K’tor’s light brightened, almost blinding her, but Sam didn’t flinch. She couldn’t follow the flood of Lucian words, and Sam held up a still-glowing hand.
“I have your light, but I do not have your words,” he said, shifting languages. “Is the light strong in you now?”
K’tor’s light flashed again. “Yes, the light is strong. But I do not understand, Sam. You went to the staying-place of the darkness, and still you have the light?”
Sam shook his head. “I do not understand, K’tor. Only that the darkness did not take me, and I have the light.” He looked from K’tor to Loretta, shifting back to his usual speech. “If I’m the world’s first human-Lucian hybrid—”
“A space cadet alien hybrid? That’s definitely a new entry for my panzoölogy index.” she said. “Sounds a bit like a superhero to me.”
He grinned. “Every superhero needs a sidekick. Are you volunteering?” When she made a face at him, he added. “I would really be like the Vulcan, half-Lucian and half-human.”
“Half-Lucian or not, you’re still a cadet,” the Commander intervened. “Hybrid status doesn’t guarantee a promotion—but saving a commander’s life just might.”
Sam shook his head. “Only if you say so, sir. I can do plenty, even as a cadet.”
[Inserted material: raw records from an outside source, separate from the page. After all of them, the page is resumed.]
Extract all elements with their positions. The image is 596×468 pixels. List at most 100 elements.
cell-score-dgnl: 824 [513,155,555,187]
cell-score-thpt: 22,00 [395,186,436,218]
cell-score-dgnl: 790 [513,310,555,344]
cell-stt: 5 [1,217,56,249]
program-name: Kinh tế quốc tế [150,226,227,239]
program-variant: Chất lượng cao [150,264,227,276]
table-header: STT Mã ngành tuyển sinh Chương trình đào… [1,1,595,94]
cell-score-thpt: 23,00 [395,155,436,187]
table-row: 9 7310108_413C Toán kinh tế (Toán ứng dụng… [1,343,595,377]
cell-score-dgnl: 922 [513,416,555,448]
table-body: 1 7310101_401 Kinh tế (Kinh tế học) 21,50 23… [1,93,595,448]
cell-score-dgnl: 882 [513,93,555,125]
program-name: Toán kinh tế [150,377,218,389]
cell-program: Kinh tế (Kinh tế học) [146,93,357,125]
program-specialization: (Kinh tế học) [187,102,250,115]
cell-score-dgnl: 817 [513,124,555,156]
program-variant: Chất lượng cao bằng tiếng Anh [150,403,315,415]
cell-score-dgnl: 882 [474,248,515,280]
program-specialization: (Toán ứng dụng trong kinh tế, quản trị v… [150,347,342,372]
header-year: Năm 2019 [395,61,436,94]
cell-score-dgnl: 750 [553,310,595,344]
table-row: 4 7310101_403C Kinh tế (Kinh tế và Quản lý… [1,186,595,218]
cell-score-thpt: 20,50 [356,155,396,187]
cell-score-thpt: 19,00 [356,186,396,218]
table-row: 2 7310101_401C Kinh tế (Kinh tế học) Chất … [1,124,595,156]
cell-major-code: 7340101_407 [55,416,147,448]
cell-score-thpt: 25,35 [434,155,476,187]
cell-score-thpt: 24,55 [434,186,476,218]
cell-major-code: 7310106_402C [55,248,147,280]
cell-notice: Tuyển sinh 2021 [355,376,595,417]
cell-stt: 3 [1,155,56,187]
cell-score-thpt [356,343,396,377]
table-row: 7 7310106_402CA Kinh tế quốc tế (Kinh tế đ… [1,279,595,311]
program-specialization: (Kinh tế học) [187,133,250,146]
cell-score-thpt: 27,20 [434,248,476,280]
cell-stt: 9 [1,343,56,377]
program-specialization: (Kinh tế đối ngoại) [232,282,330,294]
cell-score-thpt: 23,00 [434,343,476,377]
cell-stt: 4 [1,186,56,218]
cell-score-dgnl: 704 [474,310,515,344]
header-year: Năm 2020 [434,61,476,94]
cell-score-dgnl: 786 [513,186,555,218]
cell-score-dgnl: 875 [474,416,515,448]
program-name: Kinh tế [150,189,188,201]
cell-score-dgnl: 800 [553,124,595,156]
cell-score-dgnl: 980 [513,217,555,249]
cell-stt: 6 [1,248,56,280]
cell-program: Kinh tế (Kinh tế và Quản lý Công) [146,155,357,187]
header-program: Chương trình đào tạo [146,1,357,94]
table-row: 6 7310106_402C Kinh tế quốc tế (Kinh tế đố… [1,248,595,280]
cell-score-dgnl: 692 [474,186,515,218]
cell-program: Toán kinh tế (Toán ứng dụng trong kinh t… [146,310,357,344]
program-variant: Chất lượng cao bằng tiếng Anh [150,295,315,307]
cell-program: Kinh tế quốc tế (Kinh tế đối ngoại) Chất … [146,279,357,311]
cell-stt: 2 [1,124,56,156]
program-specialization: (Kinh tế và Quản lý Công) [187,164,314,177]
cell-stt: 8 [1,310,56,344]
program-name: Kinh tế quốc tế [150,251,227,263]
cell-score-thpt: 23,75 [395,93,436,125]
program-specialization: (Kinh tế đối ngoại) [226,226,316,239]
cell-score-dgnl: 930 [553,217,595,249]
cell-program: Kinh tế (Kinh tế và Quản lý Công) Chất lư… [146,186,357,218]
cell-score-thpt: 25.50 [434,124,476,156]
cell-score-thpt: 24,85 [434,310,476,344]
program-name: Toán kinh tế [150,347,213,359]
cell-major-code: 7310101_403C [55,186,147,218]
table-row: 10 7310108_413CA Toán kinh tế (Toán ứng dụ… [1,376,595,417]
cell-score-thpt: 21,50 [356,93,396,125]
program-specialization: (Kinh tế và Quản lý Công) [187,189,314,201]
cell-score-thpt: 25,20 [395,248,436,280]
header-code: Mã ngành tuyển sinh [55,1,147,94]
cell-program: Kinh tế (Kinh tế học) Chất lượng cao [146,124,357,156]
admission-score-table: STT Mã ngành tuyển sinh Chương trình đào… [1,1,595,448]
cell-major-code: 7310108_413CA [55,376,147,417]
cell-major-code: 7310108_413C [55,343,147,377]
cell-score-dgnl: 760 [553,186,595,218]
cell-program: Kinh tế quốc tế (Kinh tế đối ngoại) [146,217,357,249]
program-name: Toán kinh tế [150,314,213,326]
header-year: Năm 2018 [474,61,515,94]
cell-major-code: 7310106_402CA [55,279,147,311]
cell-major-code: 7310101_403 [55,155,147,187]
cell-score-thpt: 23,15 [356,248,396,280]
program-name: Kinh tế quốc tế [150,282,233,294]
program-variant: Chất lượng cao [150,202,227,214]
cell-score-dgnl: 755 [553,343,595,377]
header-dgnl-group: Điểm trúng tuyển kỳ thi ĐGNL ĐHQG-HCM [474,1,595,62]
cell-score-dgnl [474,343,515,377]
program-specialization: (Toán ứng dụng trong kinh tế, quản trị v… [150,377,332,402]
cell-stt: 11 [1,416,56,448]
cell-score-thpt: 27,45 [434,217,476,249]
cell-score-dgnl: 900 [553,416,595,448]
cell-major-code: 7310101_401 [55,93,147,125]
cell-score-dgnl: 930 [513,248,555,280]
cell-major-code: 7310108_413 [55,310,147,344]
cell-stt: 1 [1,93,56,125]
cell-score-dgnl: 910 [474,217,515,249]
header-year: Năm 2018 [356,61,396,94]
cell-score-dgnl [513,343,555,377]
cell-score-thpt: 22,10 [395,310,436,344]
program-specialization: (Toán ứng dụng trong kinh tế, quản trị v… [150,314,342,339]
Loretta couldn’t help smiling as she translated the conversation for K’tor.
“Yes, Sam will do much,” he said, his light flaring. “The Lucians who have little light, from the staying-place of the dark, he will bring them his light. And he will do even more than this—you will see.”
The Commander smiled. “I’m sure you will, Robinson—and do it carefully.”
Sam grinned. “Of course, sir. If I wasn’t careful, where would I be today?”
“I can think of several safer places,” she interjected. “Earth, for example.”
“Earth?” he echoed. “Where’s the adventure there? I’d rather be a Lucian on GT-937.”
“Well, isn’t that lucky?” She pulled him into a hug, light aura and all. “Because that’s exactly where you are.”